Es sind bange Minuten für jeden Feuerwehrmann: Der Melder zeigt einen Wohnhausbrand mit einer unklaren Personenlage. Heißt im Klartext, die Feuerwehr muss davon ausgehen, dass sich im brennenden Haus noch Menschen befinden. Die nur einige wenige Minuten dauernde Anfahrt wird so zu einer Fahrt ins Ungewissen – so geschehen gestern Morgen in Ludwigsthal .

Gegen 6.30 Uhr war die Meldung zum Brand in der Hauptstraße bei den Rettungskräften eingegangen. Wie Polizei und Feuerwehr mitteilten, konnten sich die beiden 1941 und 1936 geborenen Bewohner rechtzeitig auf die Straße retten. Beide blieben unverletzt.

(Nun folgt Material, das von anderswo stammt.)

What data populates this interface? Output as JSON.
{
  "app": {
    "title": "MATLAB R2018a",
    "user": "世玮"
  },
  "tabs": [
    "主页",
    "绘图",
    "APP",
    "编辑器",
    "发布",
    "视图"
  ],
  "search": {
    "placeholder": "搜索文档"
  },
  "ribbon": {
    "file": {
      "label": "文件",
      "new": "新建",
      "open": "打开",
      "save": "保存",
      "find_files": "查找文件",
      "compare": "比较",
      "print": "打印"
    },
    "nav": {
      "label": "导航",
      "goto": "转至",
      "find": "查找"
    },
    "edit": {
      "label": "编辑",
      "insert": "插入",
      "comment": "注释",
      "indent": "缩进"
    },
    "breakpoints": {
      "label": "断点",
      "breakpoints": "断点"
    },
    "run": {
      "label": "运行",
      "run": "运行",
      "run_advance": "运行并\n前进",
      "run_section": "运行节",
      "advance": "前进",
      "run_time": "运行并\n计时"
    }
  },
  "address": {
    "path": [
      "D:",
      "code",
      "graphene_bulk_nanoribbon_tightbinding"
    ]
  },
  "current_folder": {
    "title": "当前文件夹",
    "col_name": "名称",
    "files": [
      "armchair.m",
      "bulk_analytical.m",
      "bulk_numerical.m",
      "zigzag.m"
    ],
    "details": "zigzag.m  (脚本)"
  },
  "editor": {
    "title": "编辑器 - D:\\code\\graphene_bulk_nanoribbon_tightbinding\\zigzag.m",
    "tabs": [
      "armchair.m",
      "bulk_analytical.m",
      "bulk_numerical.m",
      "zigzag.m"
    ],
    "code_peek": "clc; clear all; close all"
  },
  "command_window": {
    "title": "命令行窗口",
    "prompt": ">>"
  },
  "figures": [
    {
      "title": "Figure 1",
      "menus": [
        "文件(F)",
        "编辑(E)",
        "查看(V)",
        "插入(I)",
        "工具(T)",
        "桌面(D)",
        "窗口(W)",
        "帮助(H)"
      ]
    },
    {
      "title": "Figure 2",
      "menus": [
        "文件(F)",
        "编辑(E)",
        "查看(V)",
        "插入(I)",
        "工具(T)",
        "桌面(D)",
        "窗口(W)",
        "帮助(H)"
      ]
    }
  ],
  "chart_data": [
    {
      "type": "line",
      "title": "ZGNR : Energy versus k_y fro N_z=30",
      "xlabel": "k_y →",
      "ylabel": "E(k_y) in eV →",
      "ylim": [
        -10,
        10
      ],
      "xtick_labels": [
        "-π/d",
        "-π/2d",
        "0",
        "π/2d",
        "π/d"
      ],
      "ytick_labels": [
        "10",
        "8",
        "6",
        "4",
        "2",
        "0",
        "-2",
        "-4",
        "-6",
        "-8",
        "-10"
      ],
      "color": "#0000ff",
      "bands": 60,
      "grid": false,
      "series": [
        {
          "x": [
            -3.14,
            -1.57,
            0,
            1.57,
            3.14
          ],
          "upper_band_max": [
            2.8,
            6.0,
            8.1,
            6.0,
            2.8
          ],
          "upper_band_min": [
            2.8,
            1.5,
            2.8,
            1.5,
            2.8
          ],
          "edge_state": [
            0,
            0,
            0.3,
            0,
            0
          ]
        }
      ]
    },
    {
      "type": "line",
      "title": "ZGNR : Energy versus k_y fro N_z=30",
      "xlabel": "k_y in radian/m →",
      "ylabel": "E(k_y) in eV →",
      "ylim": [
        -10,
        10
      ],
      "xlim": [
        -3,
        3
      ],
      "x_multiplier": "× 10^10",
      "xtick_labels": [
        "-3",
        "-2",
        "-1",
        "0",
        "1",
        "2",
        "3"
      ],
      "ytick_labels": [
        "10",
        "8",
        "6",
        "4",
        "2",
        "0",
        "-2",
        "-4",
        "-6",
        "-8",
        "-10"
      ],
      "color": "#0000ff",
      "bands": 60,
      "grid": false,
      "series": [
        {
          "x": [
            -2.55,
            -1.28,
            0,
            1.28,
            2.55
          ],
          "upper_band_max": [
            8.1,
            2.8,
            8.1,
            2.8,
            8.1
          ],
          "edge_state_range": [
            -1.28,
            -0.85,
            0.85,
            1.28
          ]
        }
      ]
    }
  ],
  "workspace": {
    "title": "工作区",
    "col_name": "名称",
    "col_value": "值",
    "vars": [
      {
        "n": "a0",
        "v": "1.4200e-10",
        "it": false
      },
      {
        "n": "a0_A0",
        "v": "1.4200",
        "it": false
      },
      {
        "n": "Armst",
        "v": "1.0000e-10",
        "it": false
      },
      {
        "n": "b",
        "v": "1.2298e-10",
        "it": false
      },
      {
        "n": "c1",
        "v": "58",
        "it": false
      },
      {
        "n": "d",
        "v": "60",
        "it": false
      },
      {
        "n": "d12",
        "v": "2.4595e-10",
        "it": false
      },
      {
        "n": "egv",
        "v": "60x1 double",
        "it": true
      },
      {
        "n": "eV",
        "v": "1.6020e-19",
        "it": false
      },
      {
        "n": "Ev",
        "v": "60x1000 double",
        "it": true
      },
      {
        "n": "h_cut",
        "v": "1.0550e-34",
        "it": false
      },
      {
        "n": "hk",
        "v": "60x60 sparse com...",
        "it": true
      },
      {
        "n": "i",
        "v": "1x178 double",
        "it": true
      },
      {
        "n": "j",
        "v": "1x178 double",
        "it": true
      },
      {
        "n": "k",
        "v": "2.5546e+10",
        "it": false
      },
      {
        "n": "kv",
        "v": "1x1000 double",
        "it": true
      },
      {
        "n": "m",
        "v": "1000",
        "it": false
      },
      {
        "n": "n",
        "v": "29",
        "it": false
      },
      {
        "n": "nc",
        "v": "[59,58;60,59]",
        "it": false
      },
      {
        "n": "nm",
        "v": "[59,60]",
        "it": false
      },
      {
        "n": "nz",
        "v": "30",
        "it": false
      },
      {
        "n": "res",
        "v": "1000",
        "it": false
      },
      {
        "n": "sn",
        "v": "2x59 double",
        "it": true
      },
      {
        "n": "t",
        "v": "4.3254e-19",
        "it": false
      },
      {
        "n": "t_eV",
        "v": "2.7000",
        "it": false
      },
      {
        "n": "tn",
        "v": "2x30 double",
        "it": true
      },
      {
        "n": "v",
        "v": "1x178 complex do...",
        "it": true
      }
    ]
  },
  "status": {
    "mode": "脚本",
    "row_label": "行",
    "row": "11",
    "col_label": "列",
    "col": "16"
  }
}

Laut Polizeiangaben war eine eingeschaltete Nachttischlampe auf eine Matratze gefallen und hatte dort ein Feuer ausgelöst. Beim Eintreffen der Feuerwehr stand das Schlafzimmer im ersten Obergeschoss des angebauten Einfamilienhauses bereits voll in Flammen. Beim Löschangriff eines Trupps mit Atemschutzgeräten sei es dann zu einer Durchzündung von Rauchgasen gekommen. Der Brand habe dadurch auf ein weiteres Zimmer übergegriffen. Eine weitere Ausdehnung habe man aber verhindern können, teilte Feuerwehrsprecher Christopher Benkert mit.

Insgesamt waren drei Trupps mit Atemschutz im Einsatz. Die Feuerwehr war mit 33 Kräften und acht Fahrzeugen vor Ort. Beteiligt waren die Löschbezirke Wellesweiler, Furpach und Ludwigsthal . Aus dem Löschbezirk Innenstadt war außerdem die Drehleiter alarmiert worden.

Der Einsatz dauerte gute zwei Stunden. Gegen 8.40 Uhr konnte die Feuerwehr das Haus an die Brandermittler der Polizei übergeben. Für die Zeit des Löscheinsatzes war die Hauptstraße zwischen Furpacher Straße und Eduard-Didion-Straße voll gesperrt.

Um 9.12 Uhr – die Wehrleute waren gerade wieder eingerückt – folgte dann eine neue Alarmierung zum Haus in der Hauptstraße. Zwei Glutnester waren entdeckt worden und mussten nachgelöscht werden. Wieder musste die Straße gesperrt werden, diesmal für etwa 45 Minuten.

Der Schaden durch den Brand selbst und Löschwasser liegt nach ersten Schätzungen von Polizei und Feuerwehr bei etwa 100 000 Euro. Das Gebäude ist derzeit nicht bewohnbar und wird noch durch die Untere Bauaufsicht begutachtet. Das Ehepaar konnte bei Verwandten unterkommen.